Lydia Polgreen of the NY Times also reports that Violent Rebel Rift Adds Layer to Darfur's Misery
Two of the main rebel factions fighting the Sudanese government and its allied militias have turned on each other, spurred by ethnic tensions and what appears to be a relentless grab for more territory. Now the rebels have unleashed a tide of violence against the very civilians they once joined forces to protect.

"Right now, we don't have any security problem with the government forces or with the janjaweed," said Lt. Col. Wisdom Bleboo, the commander of 140 African Union troops based in nearby Tawila, referring to the Arab militias that have terrorized the people of Darfur in recent years. "It is only the fighting between the rebel factions that is causing us trouble."

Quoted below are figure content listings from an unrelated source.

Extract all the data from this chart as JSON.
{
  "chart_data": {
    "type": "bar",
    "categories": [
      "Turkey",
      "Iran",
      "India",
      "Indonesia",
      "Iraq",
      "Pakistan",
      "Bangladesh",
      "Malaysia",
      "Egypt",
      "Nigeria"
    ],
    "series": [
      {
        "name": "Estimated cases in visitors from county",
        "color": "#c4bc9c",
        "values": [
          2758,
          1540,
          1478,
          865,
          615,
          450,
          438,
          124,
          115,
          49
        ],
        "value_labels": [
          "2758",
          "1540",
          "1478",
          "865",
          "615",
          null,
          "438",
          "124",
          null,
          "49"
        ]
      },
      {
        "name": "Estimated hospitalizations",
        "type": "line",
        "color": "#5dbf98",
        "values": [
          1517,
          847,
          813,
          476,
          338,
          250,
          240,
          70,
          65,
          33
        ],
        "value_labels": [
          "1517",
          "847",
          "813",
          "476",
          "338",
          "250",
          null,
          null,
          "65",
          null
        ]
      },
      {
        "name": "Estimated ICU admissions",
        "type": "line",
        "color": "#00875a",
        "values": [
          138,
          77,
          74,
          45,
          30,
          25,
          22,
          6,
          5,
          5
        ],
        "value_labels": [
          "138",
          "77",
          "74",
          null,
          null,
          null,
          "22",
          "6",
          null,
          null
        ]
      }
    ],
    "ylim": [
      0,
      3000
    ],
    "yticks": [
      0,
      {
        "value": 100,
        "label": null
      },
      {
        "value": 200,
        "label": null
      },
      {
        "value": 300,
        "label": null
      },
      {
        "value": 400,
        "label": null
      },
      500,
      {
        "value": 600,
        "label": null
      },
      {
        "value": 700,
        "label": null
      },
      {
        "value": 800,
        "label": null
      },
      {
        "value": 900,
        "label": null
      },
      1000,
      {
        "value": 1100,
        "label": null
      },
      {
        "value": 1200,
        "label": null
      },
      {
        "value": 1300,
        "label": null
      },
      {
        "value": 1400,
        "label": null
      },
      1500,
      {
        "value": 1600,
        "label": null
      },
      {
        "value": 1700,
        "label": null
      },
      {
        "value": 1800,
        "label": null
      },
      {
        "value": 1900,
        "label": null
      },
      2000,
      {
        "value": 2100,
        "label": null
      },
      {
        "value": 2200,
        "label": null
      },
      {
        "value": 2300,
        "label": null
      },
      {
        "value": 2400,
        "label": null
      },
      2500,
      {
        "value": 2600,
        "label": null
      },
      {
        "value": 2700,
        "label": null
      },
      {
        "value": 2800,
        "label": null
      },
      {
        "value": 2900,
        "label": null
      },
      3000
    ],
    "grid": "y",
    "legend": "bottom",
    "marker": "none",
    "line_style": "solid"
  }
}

The tactics of the rebels have grown so similar to those of their enemies that an attack on this dusty village on April 19 bore all the marks of the brutal assault that first forced its people to flee their homes three years ago. Soldiers in uniform, backed by men toting machine guns on camels, flooded the village, burning huts, shooting, looting and raping.

Only this time, the soldiers were not government troops, as they had been before. Nor were the men on camels and horseback the fearsome janjaweed, who often destroy villages alongside government forces in a campaign of state-supported murder and rape that the Bush administration has called genocide.

Instead, last month's attack came from a faction of the Sudan Liberation Army, the same rebel movement that says it wants to liberate the non-Arab people of Darfur from the yoke of Arab domination. Alongside the rebels were armed nomadic herdsmen from the Zaghawa, a non-Arab tribe that is supposedly fighting for the people of Darfur against the government.